We also heard a lot of concern, especially from doctors, that patients are not getting a good balance of key risk and benefit information on drug products. One take-home lesson was that FDA needs to be as clear as possible about the best ways to present evidence in an unbiased way in DTC ads. The small print in newspaper and magazine ads may not be the most effective way to ensure that consumers get key takeaways about benefits and risks. So we're working with experts in communications, risk communication, and even marketing to come up with ideas.

PE: You've made it clear that you are concerned about the cost of drugs, access, and the lack of really new drugs coming down the pipeline, and you have rolled out numerous initiatives and strategic plans to improve the situation. There seems to be an assumption that if you could reduce the cost of development it would translate into lower-priced products.

MM: Right.

PE: But you're an economist. And we know that pricing does not necessarily relate to cost.

MM: It does in a lot of cases. Competition means that if you are going to sell your product, you need to provide high value-which comes from higher quality or lower cost. That's what people care about. So if we can help companies bring down the costs of developing new products, that should translate into a pricing impact.

You're right, FDA doesn't set prices-companies do. If I were a CEO, though, I would be very concerned about finding ways to deliver more value in my products.

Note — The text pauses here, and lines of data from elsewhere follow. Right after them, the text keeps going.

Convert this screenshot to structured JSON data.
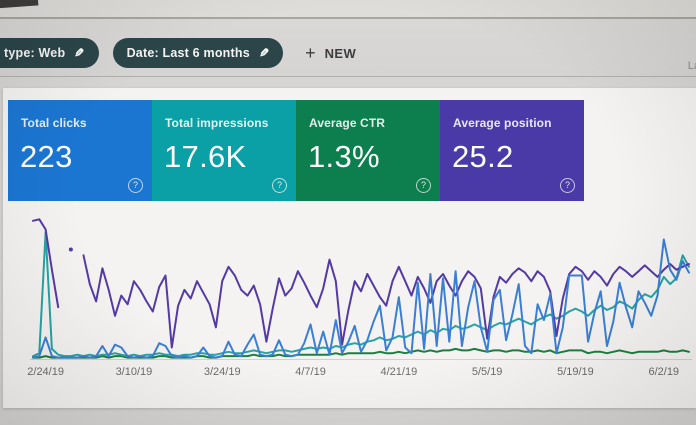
{
  "header": {
    "filter_chips": [
      {
        "label": "type: Web",
        "icon": "edit-pencil-icon"
      },
      {
        "label": "Date: Last 6 months",
        "icon": "edit-pencil-icon"
      }
    ],
    "new_button": {
      "plus_glyph": "+",
      "label": "NEW"
    },
    "clipped_right_text": "La"
  },
  "metric_cards": [
    {
      "label": "Total clicks",
      "value": "223",
      "color": "#1b76d2",
      "help_glyph": "?"
    },
    {
      "label": "Total impressions",
      "value": "17.6K",
      "color": "#0aa0a6",
      "help_glyph": "?"
    },
    {
      "label": "Average CTR",
      "value": "1.3%",
      "color": "#0d7f4e",
      "help_glyph": "?"
    },
    {
      "label": "Average position",
      "value": "25.2",
      "color": "#4a3aa8",
      "help_glyph": "?"
    }
  ],
  "chart_data": {
    "type": "line",
    "title": "",
    "xlabel": "",
    "ylabel": "",
    "grid": false,
    "legend_position": "none",
    "y_axis_visible": false,
    "value_units": "percent of plot height (no y-axis labels visible)",
    "x_tick_labels": [
      "2/24/19",
      "3/10/19",
      "3/24/19",
      "4/7/19",
      "4/21/19",
      "5/5/19",
      "5/19/19",
      "6/2/19"
    ],
    "x_tick_day_indices": [
      2,
      16,
      30,
      44,
      58,
      72,
      86,
      100
    ],
    "axis_line_color": "#d2d0ce",
    "series": [
      {
        "name": "Average CTR",
        "color": "#1b7f41",
        "values": [
          1,
          1,
          2,
          1,
          1,
          1,
          1,
          1,
          1,
          1,
          1,
          2,
          1,
          2,
          2,
          1,
          1,
          1,
          1,
          1,
          2,
          2,
          1,
          1,
          1,
          1,
          2,
          2,
          1,
          1,
          2,
          2,
          2,
          2,
          2,
          3,
          2,
          2,
          2,
          3,
          2,
          2,
          3,
          3,
          3,
          3,
          3,
          3,
          4,
          3,
          4,
          4,
          4,
          4,
          4,
          5,
          4,
          4,
          5,
          4,
          5,
          6,
          5,
          6,
          5,
          6,
          6,
          7,
          6,
          6,
          7,
          6,
          5,
          6,
          6,
          5,
          6,
          6,
          5,
          5,
          6,
          5,
          6,
          4,
          5,
          6,
          6,
          6,
          4,
          5,
          5,
          4,
          5,
          6,
          5,
          4,
          5,
          5,
          5,
          5,
          6,
          5,
          5,
          6,
          5
        ]
      },
      {
        "name": "Total impressions",
        "color": "#27a3a3",
        "values": [
          2,
          4,
          88,
          7,
          3,
          2,
          2,
          3,
          2,
          3,
          2,
          3,
          3,
          4,
          3,
          2,
          3,
          2,
          3,
          3,
          4,
          3,
          3,
          2,
          3,
          3,
          4,
          4,
          3,
          3,
          4,
          5,
          4,
          4,
          5,
          6,
          5,
          4,
          5,
          6,
          6,
          5,
          6,
          7,
          8,
          7,
          8,
          7,
          9,
          8,
          10,
          11,
          10,
          12,
          13,
          15,
          13,
          14,
          16,
          15,
          17,
          19,
          17,
          20,
          18,
          21,
          20,
          23,
          21,
          22,
          24,
          22,
          20,
          23,
          25,
          24,
          26,
          28,
          26,
          24,
          27,
          29,
          31,
          28,
          30,
          33,
          35,
          33,
          30,
          34,
          37,
          34,
          36,
          40,
          38,
          35,
          41,
          45,
          43,
          48,
          57,
          52,
          56,
          72,
          64
        ]
      },
      {
        "name": "Average position",
        "color": "#533aa5",
        "values": [
          96,
          97,
          90,
          62,
          36,
          null,
          76,
          null,
          72,
          52,
          40,
          63,
          48,
          30,
          44,
          38,
          54,
          48,
          40,
          33,
          50,
          58,
          8,
          37,
          48,
          42,
          54,
          46,
          38,
          22,
          54,
          64,
          58,
          48,
          44,
          51,
          38,
          12,
          35,
          56,
          44,
          49,
          61,
          53,
          44,
          36,
          49,
          69,
          54,
          10,
          34,
          54,
          47,
          59,
          51,
          43,
          37,
          54,
          64,
          54,
          44,
          57,
          49,
          39,
          54,
          59,
          51,
          44,
          54,
          61,
          57,
          49,
          14,
          43,
          57,
          53,
          59,
          63,
          60,
          54,
          61,
          57,
          47,
          16,
          42,
          59,
          64,
          61,
          55,
          61,
          57,
          51,
          59,
          64,
          61,
          57,
          61,
          65,
          61,
          57,
          62,
          66,
          62,
          64,
          66
        ]
      },
      {
        "name": "Total clicks",
        "color": "#3a7fd5",
        "values": [
          1,
          2,
          15,
          2,
          1,
          1,
          1,
          1,
          2,
          1,
          2,
          9,
          2,
          10,
          8,
          2,
          1,
          2,
          1,
          2,
          11,
          9,
          2,
          1,
          2,
          1,
          2,
          8,
          2,
          1,
          2,
          12,
          3,
          2,
          10,
          17,
          3,
          2,
          3,
          13,
          3,
          2,
          3,
          11,
          24,
          4,
          19,
          3,
          27,
          4,
          12,
          23,
          5,
          13,
          26,
          37,
          6,
          15,
          43,
          8,
          4,
          53,
          7,
          59,
          9,
          56,
          12,
          61,
          9,
          36,
          54,
          22,
          5,
          41,
          48,
          13,
          31,
          52,
          9,
          4,
          38,
          27,
          45,
          4,
          22,
          58,
          58,
          58,
          12,
          32,
          47,
          9,
          26,
          53,
          36,
          22,
          47,
          39,
          30,
          44,
          83,
          62,
          55,
          68,
          60
        ]
      }
    ]
  }
}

People are extremely worried about rising healthcare costs. It's going to be difficult to follow through on the promise of genomics and nanotechnology and other fields if we don't find a way to do it at lower expense.

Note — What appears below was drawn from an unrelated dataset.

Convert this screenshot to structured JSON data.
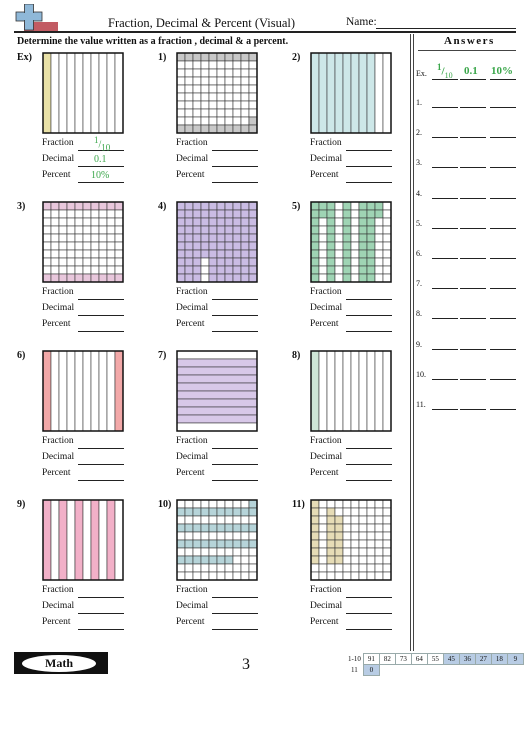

PE: One of the ways that the price of drugs could come down is if more of them were sold. Many in the industry point to vast areas of what they regard as under-utilization. Of course, a lot of the debate over drug utilization now makes the assumption that we mostly suffer from over-utilization. What's your take on the balance between over- and under-utilization?

MM: There is clearly some of both. Many medication errors and adverse events could be prevented if doctors and patients made better choices about medicines or stopped the use of medicines when warning signs developed. We don't give as much support to doctors and patients as they deserve when they're making decisions about medical treatments. We need to do more, and that could reduce some overuse of medicines. At the same time, there are clearly examples of underuse as well. I think that goes back to the point I was making earlier, that we're not getting as much value out of healthcare spending as we should.

PE: You've commented on the price disparities between the US and other countries. There are also price disparities within the US market. Do you think that's going to change?

MM: I think it has to. Americans are angry about the current pricing situation. When people without coverage walk into a drug store, they are paying by far the highest prices in the world. And they don't understand why safe and effective drugs can be available in Canada or the United Kingdom or other parts of the world at much lower prices than they are here. That's not sustainable.

I'm trying to talk with leaders from other governments about this issue. All of us want affordable access to innovative medicines, and we need to find ways to work together to make that possible. Unless countries work together to make regulatory processes as efficient as possible, and find ways to help people who can't afford it get the medications they need, then I don't think we're going to see as much innovation as the people of the world deserve.